Pushback from the science community and some members of Congress prompted NASA to keep operating the research satellite, which has proven useful to storm trackers, through the 2004 hurricane season. Early this year, NASA again extended TRMM operations, this time until June 15.

The $650 million environmental satellite is almost eight years old but has no major problems save one: it is fast approaching the point where continued operations will make a controlled re-entry impossible.

According to NASA’s calculations, TRMM must have at least 138 kilograms of propellant on board to perform a series of deorbit burns designed to drop the satellite into the ocean. Every time TRMM fires its thrusters to maintain a stable position in orbit, it consumes propellant. TRMM is expected to reach the 138-kilogram fuel threshold in August.

Proponents of keeping TRMM in service, however, want NASA to forget about a controlled ocean disposal and instead allow the satellite to re-enter the atmosphere on its own many years from now. TRMM, these proponents believe, is in good enough shape to remain in service at least until the first of the proposed Global Precipitation Measurement satellites are launched around 2010.

While operating TRMM beyond this August would require NASA to waive its own safety requirements, TRMM supporters point out that NASA’s top safety official, Bryan O’Connor, reviewed the TRMM disposal plan in 2002 and concluded that the added risks of an uncontrolled re-entry were minor and “appear to be reasonable” when weighed against the public safety benefit of improved storm analysis and tracking.

NASA Goddard Space Flight Center Director Edward Weiler cited the O’Connor memorandum when he wrote NASA Headquarters in March in support of waiving TRMM’s controlled re-entry requirement and keeping the satellite in service beyond this summer, provided the mission passes muster with a senior review team looking at the costs and benefits of extending TRMM and several other Earth science missions that have lasted longer than planned.

NASA spokeswoman Erica Hupp said NASA will decide what to do about TRMM once the senior review is completed in mid-June.

“We plan to make a decision based on its recommendations and the outcome of our discussion with” the National Oceanic and Atmospheric Administration (NOAA).

NOAA, however, has decided not to take over ownership of TRMM.

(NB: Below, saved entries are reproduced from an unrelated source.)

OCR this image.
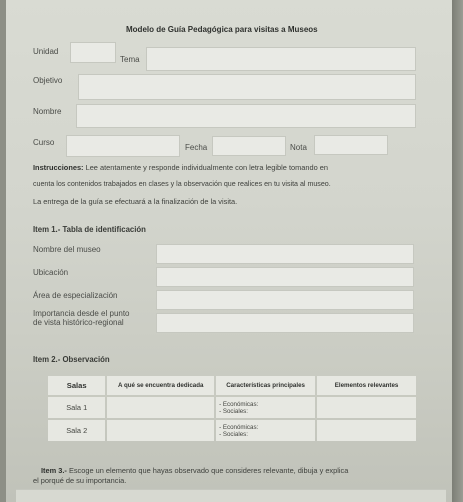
Modelo de Guía Pedagógica para visitas a Museos
Unidad
Tema
Objetivo
Nombre
Curso
Fecha	Nota
Instrucciones: Lee atentamente y responde individualmente con letra legible tomando en
cuenta los contenidos trabajados en clases y la observación que realices en tu visita al museo.
La entrega de la guía se efectuará a la finalización de la visita.
Item 1.- Tabla de identificación
Nombre del museo
Ubicación
Área de especialización
Importancia desde el punto
de vista histórico-regional
Item 2.- Observación
Salas	A qué se encuentra dedicada	Características principales	Elementos relevantes
Sala 1		- Económicas:
- Sociales:	

Sala 2		- Económicas:
- Sociales:	

Item 3.- Escoge un elemento que hayas observado que consideres relevante, dibuja y explica
el porqué de su importancia.
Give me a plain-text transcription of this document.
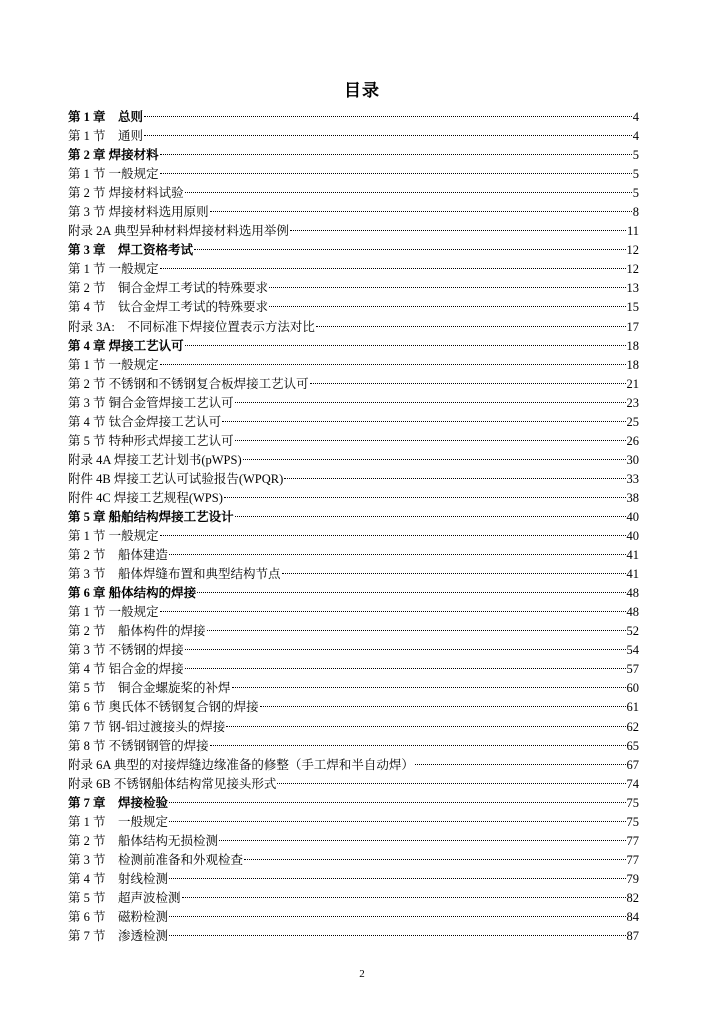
目录
第 1 章　总则	4
第 1 节　通则	4
第 2 章 焊接材料	5
第 1 节 一般规定	5
第 2 节 焊接材料试验	5
第 3 节 焊接材料选用原则	8
附录 2A 典型异种材料焊接材料选用举例	11
第 3 章　焊工资格考试	12
第 1 节 一般规定	12
第 2 节　铜合金焊工考试的特殊要求	13
第 4 节　钛合金焊工考试的特殊要求	15
附录 3A:　不同标准下焊接位置表示方法对比	17
第 4 章 焊接工艺认可	18
第 1 节 一般规定	18
第 2 节 不锈钢和不锈钢复合板焊接工艺认可	21
第 3 节 铜合金管焊接工艺认可	23
第 4 节 钛合金焊接工艺认可	25
第 5 节 特种形式焊接工艺认可	26
附录 4A 焊接工艺计划书(pWPS)	30
附件 4B 焊接工艺认可试验报告(WPQR)	33
附件 4C 焊接工艺规程(WPS)	38
第 5 章 船舶结构焊接工艺设计	40
第 1 节 一般规定	40
第 2 节　船体建造	41
第 3 节　船体焊缝布置和典型结构节点	41
第 6 章 船体结构的焊接	48
第 1 节 一般规定	48
第 2 节　船体构件的焊接	52
第 3 节 不锈钢的焊接	54
第 4 节 铝合金的焊接	57
第 5 节　铜合金螺旋桨的补焊	60
第 6 节 奥氏体不锈钢复合钢的焊接	61
第 7 节 钢-铝过渡接头的焊接	62
第 8 节 不锈钢钢管的焊接	65
附录 6A 典型的对接焊缝边缘准备的修整（手工焊和半自动焊）	67
附录 6B 不锈钢船体结构常见接头形式	74
第 7 章　焊接检验	75
第 1 节　一般规定	75
第 2 节　船体结构无损检测	77
第 3 节　检测前准备和外观检查	77
第 4 节　射线检测	79
第 5 节　超声波检测	82
第 6 节　磁粉检测	84
第 7 节　渗透检测	87
2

NOAA Administrator Conrad Lautenbacher told reporters in mid-April that his agency would not be assuming responsibility for the satellite, even though NOAA has started using TRMM observations to improve hurricane and typhoon tracking.

Al Diaz, NASA associate administrator for science, informed NASA Administrator Mike Griffin around the same time that NOAA was not interested in taking over the satellite. Diaz also informed Griffin that he would not be seeking a waiver to the TRMM controlled re-entry requirement and would be terminating TRMM science operations this summer in preparation for an eventual deorbit burn.

Under that plan, NASA would allow TRMM’s orbit to naturally decay over two years before firing the thrusters to drop the spacecraft in the ocean.